使用beautifulSoup,Python在h3和div标签中刮取文本

我没有使用python,BeautifulSoup,Selenium等的经验,但是我很想从网站上抓取数据并将其存储为csv文件。我需要的单个数据样本编码如下(一行数据)。

<div class="box effect">

<div class="row">

<div class="col-lg-10">

<h3>HEADING</h3>

<div><i class="fa user"></i>&nbsp;&nbsp;NAME</div>

<div><i class="fa phone"></i>&nbsp;&nbsp;MOBILE</div>

<div><i class="fa mobile-phone fa-2"></i>&nbsp;&nbsp;&nbsp;NUMBER</div>

<div><i class="fa address"></i>&nbsp;&nbsp;&nbsp;XYZ_ADDRESS</div>

<div class="space">&nbsp;</div>

<div style="padding:10px;padding-left:0px;"><a class="btn btn-primary btn-sm" href="www.link_to_another_page.com"><i class="fa search-plus"></i> &nbsp;more info</a></div>

</div>

<div class="col-lg-2">

</div>

</div>

</div>

我需要的输出是 Heading,NAME,MOBILE,NUMBER,XYZ_ADDRESS

我发现这些数据没有ID或类,但仍以通用文本形式出现在网站中。

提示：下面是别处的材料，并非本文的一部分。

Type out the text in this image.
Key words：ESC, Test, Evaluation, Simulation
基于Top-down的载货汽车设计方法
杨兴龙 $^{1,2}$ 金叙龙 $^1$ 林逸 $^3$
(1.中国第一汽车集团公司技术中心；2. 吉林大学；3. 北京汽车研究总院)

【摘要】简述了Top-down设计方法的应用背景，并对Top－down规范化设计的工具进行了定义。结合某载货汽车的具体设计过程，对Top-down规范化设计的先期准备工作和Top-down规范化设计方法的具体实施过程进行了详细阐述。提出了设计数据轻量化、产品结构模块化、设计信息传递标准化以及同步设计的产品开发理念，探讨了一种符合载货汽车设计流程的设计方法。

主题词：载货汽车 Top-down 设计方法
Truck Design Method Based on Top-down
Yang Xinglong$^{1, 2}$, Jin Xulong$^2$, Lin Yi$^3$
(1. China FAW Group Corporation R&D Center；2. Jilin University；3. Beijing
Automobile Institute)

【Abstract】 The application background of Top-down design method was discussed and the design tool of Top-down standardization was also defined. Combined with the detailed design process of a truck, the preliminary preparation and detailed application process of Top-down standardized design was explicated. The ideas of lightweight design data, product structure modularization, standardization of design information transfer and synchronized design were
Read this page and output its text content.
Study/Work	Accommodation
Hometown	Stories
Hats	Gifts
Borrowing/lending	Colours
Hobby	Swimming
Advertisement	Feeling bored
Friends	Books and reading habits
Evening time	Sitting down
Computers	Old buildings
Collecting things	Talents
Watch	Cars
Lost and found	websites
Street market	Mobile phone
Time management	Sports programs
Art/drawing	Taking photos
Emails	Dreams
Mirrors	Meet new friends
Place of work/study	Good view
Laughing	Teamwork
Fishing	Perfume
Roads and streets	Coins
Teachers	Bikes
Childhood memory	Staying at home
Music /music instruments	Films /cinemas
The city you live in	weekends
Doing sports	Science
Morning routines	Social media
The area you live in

为此,我分别尝试使用BeautifulSoup和Python

Selenium,在这两种方法中,我都陷入了无法提取的麻烦,因为我没有看到任何教程,却指导我从这些和标签中提取文本。

我的代码使用BeautifulSoup

import urllib2

from bs4 import BeautifulSoup

import requests

import csv

MAX = 2

'''with open("lg.csv", "a") as f:

w=csv.writer(f)'''

##for i in range(1,MAX+1)

url="http://www.example_site.com"

page=requests.get(url)

soup = BeautifulSoup(page.content,"html.parser")

for h in soup.find_all('h3'):

print(h.get('h3'))

我的selenium代码

import csv

from selenium import webdriver

MAX_PAGE_NUM = 2

driver = webdriver.Firefox()

for i in range(1, MAX_PAGE_NUM+1):

url = "http://www.example_site.com"

driver.get(url)

name = driver.find_elements_by_xpath('//div[@class = "col-lg-10"]/h3')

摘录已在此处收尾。